TextCat doesn't take the uniqueness of the writing system into account, and it really can't. A hybrid system could, but that's more complexity than we need most of the time. TextCat works well on unique alphabets and syllabaries, because all the characters are represented among the top thousand n-grams (and we use models of at least 3,000 n-grams). For Chinese, which is a logographic, TextCat can get in trouble with short strings (like many queries) or strings of Chinese with a tiny sprinkling of Latin characters. Because there are so many Chinese characters, not all of them are in the Chinese language model. For relatively large samples of text—say, a paragraph—it can tell apart Cantonese and Mandarin (which gets labelled "Chinese") most of the time—based on the different patterns of co-occurrence of the more common characters. (You can test that with snippets from the front page of the respective Wikipedias and the TextCat demo.) Japanese is relatively easy if it's a longer sample, because there will be likely be hiragana and katakana. For very short strings of hanzi and kanji, it's much harder.
Because of this confusion on short strings, we had to disable Chinese detection on Japanese Wikipedia (and similarly, French detection on English Wikipedia) with the original implementation. I've been working on improvements that should allow us to re-enable both of those relatively soon!
Oh! I didn't realize that it goes by character. I thought that it goes by word. This makes a lot of sense.
It would be great to resolve the Chinese-Japanese problem. There is research that shows that there is a lot of overlap in editors of these two wikis: https://arxiv.org/abs/1312.0976 , and I'd guess that there's some overlap in the readers, too.
Interesting paper. Thanks for the reference.
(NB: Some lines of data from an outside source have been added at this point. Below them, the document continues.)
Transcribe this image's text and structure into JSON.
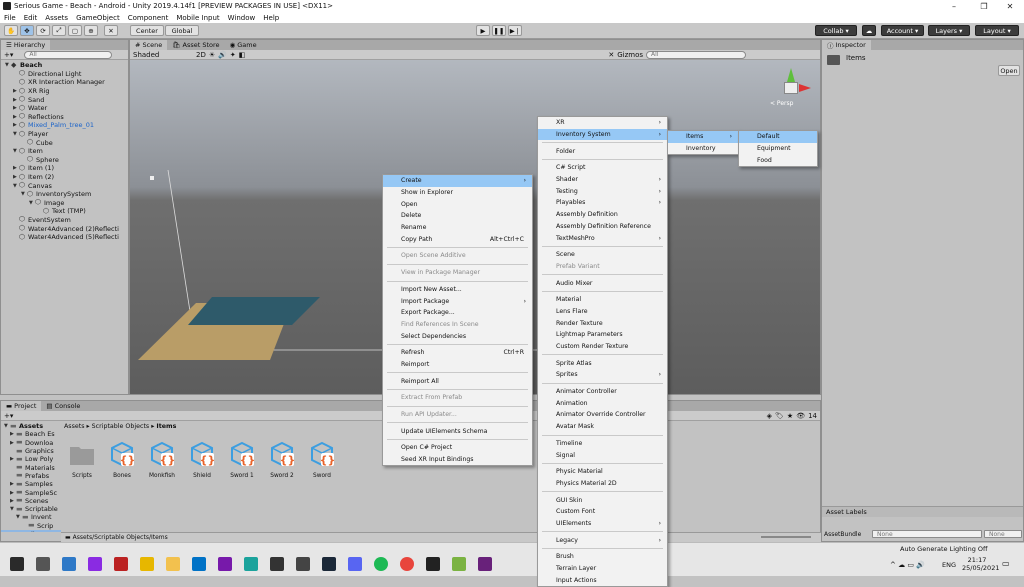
{
  "window": {
    "title": "Serious Game - Beach - Android - Unity 2019.4.14f1 [PREVIEW PACKAGES IN USE] <DX11>",
    "minimize_icon": "minimize-icon",
    "maximize_icon": "maximize-icon",
    "close_icon": "close-icon"
  },
  "menubar": [
    "File",
    "Edit",
    "Assets",
    "GameObject",
    "Component",
    "Mobile Input",
    "Window",
    "Help"
  ],
  "toolbar": {
    "pivot": "Center",
    "space": "Global",
    "collab": "Collab",
    "account": "Account",
    "layers": "Layers",
    "layout": "Layout"
  },
  "hierarchy": {
    "tab": "Hierarchy",
    "search_placeholder": "All",
    "items": [
      {
        "label": "Beach",
        "indent": 0,
        "arrow": "▼",
        "icon": "scene"
      },
      {
        "label": "Directional Light",
        "indent": 1,
        "arrow": "",
        "icon": "cube"
      },
      {
        "label": "XR Interaction Manager",
        "indent": 1,
        "arrow": "",
        "icon": "cube"
      },
      {
        "label": "XR Rig",
        "indent": 1,
        "arrow": "▶",
        "icon": "cube"
      },
      {
        "label": "Sand",
        "indent": 1,
        "arrow": "▶",
        "icon": "cube"
      },
      {
        "label": "Water",
        "indent": 1,
        "arrow": "▶",
        "icon": "cube"
      },
      {
        "label": "Reflections",
        "indent": 1,
        "arrow": "▶",
        "icon": "cube"
      },
      {
        "label": "Mixed_Palm_tree_01",
        "indent": 1,
        "arrow": "▶",
        "icon": "prefab",
        "blue": true
      },
      {
        "label": "Player",
        "indent": 1,
        "arrow": "▼",
        "icon": "cube"
      },
      {
        "label": "Cube",
        "indent": 2,
        "arrow": "",
        "icon": "cube"
      },
      {
        "label": "Item",
        "indent": 1,
        "arrow": "▼",
        "icon": "cube"
      },
      {
        "label": "Sphere",
        "indent": 2,
        "arrow": "",
        "icon": "cube"
      },
      {
        "label": "Item (1)",
        "indent": 1,
        "arrow": "▶",
        "icon": "cube"
      },
      {
        "label": "Item (2)",
        "indent": 1,
        "arrow": "▶",
        "icon": "cube"
      },
      {
        "label": "Canvas",
        "indent": 1,
        "arrow": "▼",
        "icon": "cube"
      },
      {
        "label": "InventorySystem",
        "indent": 2,
        "arrow": "▼",
        "icon": "cube"
      },
      {
        "label": "Image",
        "indent": 3,
        "arrow": "▼",
        "icon": "cube"
      },
      {
        "label": "Text (TMP)",
        "indent": 4,
        "arrow": "",
        "icon": "cube"
      },
      {
        "label": "EventSystem",
        "indent": 1,
        "arrow": "",
        "icon": "cube"
      },
      {
        "label": "Water4Advanced (2)Reflecti",
        "indent": 1,
        "arrow": "",
        "icon": "cube"
      },
      {
        "label": "Water4Advanced (5)Reflecti",
        "indent": 1,
        "arrow": "",
        "icon": "cube"
      }
    ]
  },
  "scene": {
    "tabs": [
      "Scene",
      "Asset Store",
      "Game"
    ],
    "shading": "Shaded",
    "mode_2d": "2D",
    "gizmos": "Gizmos",
    "search_placeholder": "All",
    "gizmo_label": "< Persp"
  },
  "inspector": {
    "tab": "Inspector",
    "title": "Items",
    "open_button": "Open",
    "asset_labels": "Asset Labels",
    "asset_bundle_label": "AssetBundle",
    "asset_bundle_value": "None",
    "asset_variant_value": "None"
  },
  "project": {
    "tabs": [
      "Project",
      "Console"
    ],
    "breadcrumb": [
      "Assets",
      "Scriptable Objects",
      "Items"
    ],
    "count": "14",
    "tree": [
      {
        "label": "Assets",
        "indent": 0,
        "arrow": "▼"
      },
      {
        "label": "Beach Es",
        "indent": 1,
        "arrow": "▶"
      },
      {
        "label": "Downloa",
        "indent": 1,
        "arrow": "▶"
      },
      {
        "label": "Graphics",
        "indent": 1,
        "arrow": ""
      },
      {
        "label": "Low Poly",
        "indent": 1,
        "arrow": "▶"
      },
      {
        "label": "Materials",
        "indent": 1,
        "arrow": ""
      },
      {
        "label": "Prefabs",
        "indent": 1,
        "arrow": ""
      },
      {
        "label": "Samples",
        "indent": 1,
        "arrow": "▶"
      },
      {
        "label": "SampleSc",
        "indent": 1,
        "arrow": "▶"
      },
      {
        "label": "Scenes",
        "indent": 1,
        "arrow": "▶"
      },
      {
        "label": "Scriptable",
        "indent": 1,
        "arrow": "▼"
      },
      {
        "label": "Invent",
        "indent": 2,
        "arrow": "▼"
      },
      {
        "label": "Scrip",
        "indent": 3,
        "arrow": ""
      },
      {
        "label": "Items",
        "indent": 2,
        "arrow": "",
        "selected": true
      }
    ],
    "assets": [
      {
        "label": "Scripts",
        "type": "folder"
      },
      {
        "label": "Bones",
        "type": "scriptable"
      },
      {
        "label": "Monkfish",
        "type": "scriptable"
      },
      {
        "label": "Shield",
        "type": "scriptable"
      },
      {
        "label": "Sword 1",
        "type": "scriptable"
      },
      {
        "label": "Sword 2",
        "type": "scriptable"
      },
      {
        "label": "Sword",
        "type": "scriptable"
      }
    ],
    "footer_path": "Assets/Scriptable Objects/Items"
  },
  "status": {
    "lighting": "Auto Generate Lighting Off"
  },
  "context_menu": [
    {
      "label": "Create",
      "sub": true,
      "hl": true
    },
    {
      "label": "Show in Explorer"
    },
    {
      "label": "Open"
    },
    {
      "label": "Delete"
    },
    {
      "label": "Rename"
    },
    {
      "label": "Copy Path",
      "shortcut": "Alt+Ctrl+C"
    },
    {
      "sep": true
    },
    {
      "label": "Open Scene Additive",
      "disabled": true
    },
    {
      "sep": true
    },
    {
      "label": "View in Package Manager",
      "disabled": true
    },
    {
      "sep": true
    },
    {
      "label": "Import New Asset..."
    },
    {
      "label": "Import Package",
      "sub": true
    },
    {
      "label": "Export Package..."
    },
    {
      "label": "Find References In Scene",
      "disabled": true
    },
    {
      "label": "Select Dependencies"
    },
    {
      "sep": true
    },
    {
      "label": "Refresh",
      "shortcut": "Ctrl+R"
    },
    {
      "label": "Reimport"
    },
    {
      "sep": true
    },
    {
      "label": "Reimport All"
    },
    {
      "sep": true
    },
    {
      "label": "Extract From Prefab",
      "disabled": true
    },
    {
      "sep": true
    },
    {
      "label": "Run API Updater...",
      "disabled": true
    },
    {
      "sep": true
    },
    {
      "label": "Update UIElements Schema"
    },
    {
      "sep": true
    },
    {
      "label": "Open C# Project"
    },
    {
      "label": "Seed XR Input Bindings"
    }
  ],
  "create_menu": [
    {
      "label": "XR",
      "sub": true
    },
    {
      "label": "Inventory System",
      "sub": true,
      "hl": true
    },
    {
      "sep": true
    },
    {
      "label": "Folder"
    },
    {
      "sep": true
    },
    {
      "label": "C# Script"
    },
    {
      "label": "Shader",
      "sub": true
    },
    {
      "label": "Testing",
      "sub": true
    },
    {
      "label": "Playables",
      "sub": true
    },
    {
      "label": "Assembly Definition"
    },
    {
      "label": "Assembly Definition Reference"
    },
    {
      "label": "TextMeshPro",
      "sub": true
    },
    {
      "sep": true
    },
    {
      "label": "Scene"
    },
    {
      "label": "Prefab Variant",
      "disabled": true
    },
    {
      "sep": true
    },
    {
      "label": "Audio Mixer"
    },
    {
      "sep": true
    },
    {
      "label": "Material"
    },
    {
      "label": "Lens Flare"
    },
    {
      "label": "Render Texture"
    },
    {
      "label": "Lightmap Parameters"
    },
    {
      "label": "Custom Render Texture"
    },
    {
      "sep": true
    },
    {
      "label": "Sprite Atlas"
    },
    {
      "label": "Sprites",
      "sub": true
    },
    {
      "sep": true
    },
    {
      "label": "Animator Controller"
    },
    {
      "label": "Animation"
    },
    {
      "label": "Animator Override Controller"
    },
    {
      "label": "Avatar Mask"
    },
    {
      "sep": true
    },
    {
      "label": "Timeline"
    },
    {
      "label": "Signal"
    },
    {
      "sep": true
    },
    {
      "label": "Physic Material"
    },
    {
      "label": "Physics Material 2D"
    },
    {
      "sep": true
    },
    {
      "label": "GUI Skin"
    },
    {
      "label": "Custom Font"
    },
    {
      "label": "UIElements",
      "sub": true
    },
    {
      "sep": true
    },
    {
      "label": "Legacy",
      "sub": true
    },
    {
      "sep": true
    },
    {
      "label": "Brush"
    },
    {
      "label": "Terrain Layer"
    },
    {
      "label": "Input Actions"
    }
  ],
  "inventory_menu": [
    {
      "label": "Items",
      "sub": true,
      "hl": true
    },
    {
      "label": "Inventory"
    }
  ],
  "items_menu": [
    {
      "label": "Default",
      "hl": true
    },
    {
      "label": "Equipment"
    },
    {
      "label": "Food"
    }
  ],
  "taskbar": {
    "language": "ENG",
    "time": "21:17",
    "date": "25/05/2021"
  },
  "colors": {
    "highlight": "#96c8f5",
    "scriptable_icon": "#3d9ee0",
    "scriptable_braces": "#e8632b"
  }
}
The Chinese-Japanese problem is definitely a hard one. I just more carefully checked my current best numbers in places where they are in competition, and generally even when both are enabled, only one is returning results (because the other is tuned to be more aggressive). This was surprising to me on the Japanese Wikipedia corpus I have. Bummer.
Just FYI and amusement. http://theweek.com/articles/617776/how-identify-language-glance "How to identify any language at a glance"
Cool! This is actually a much lower resolution version of the ideas behind TextCat. Certain letters, combinations of letters, and the relative frequencies of the letters or combinations is how TextCat identifies languages. It's made more complicated by the length of the text we're dealing with; queries are often very short, and not all of the distinguishing features of a language will not be present in a short query string.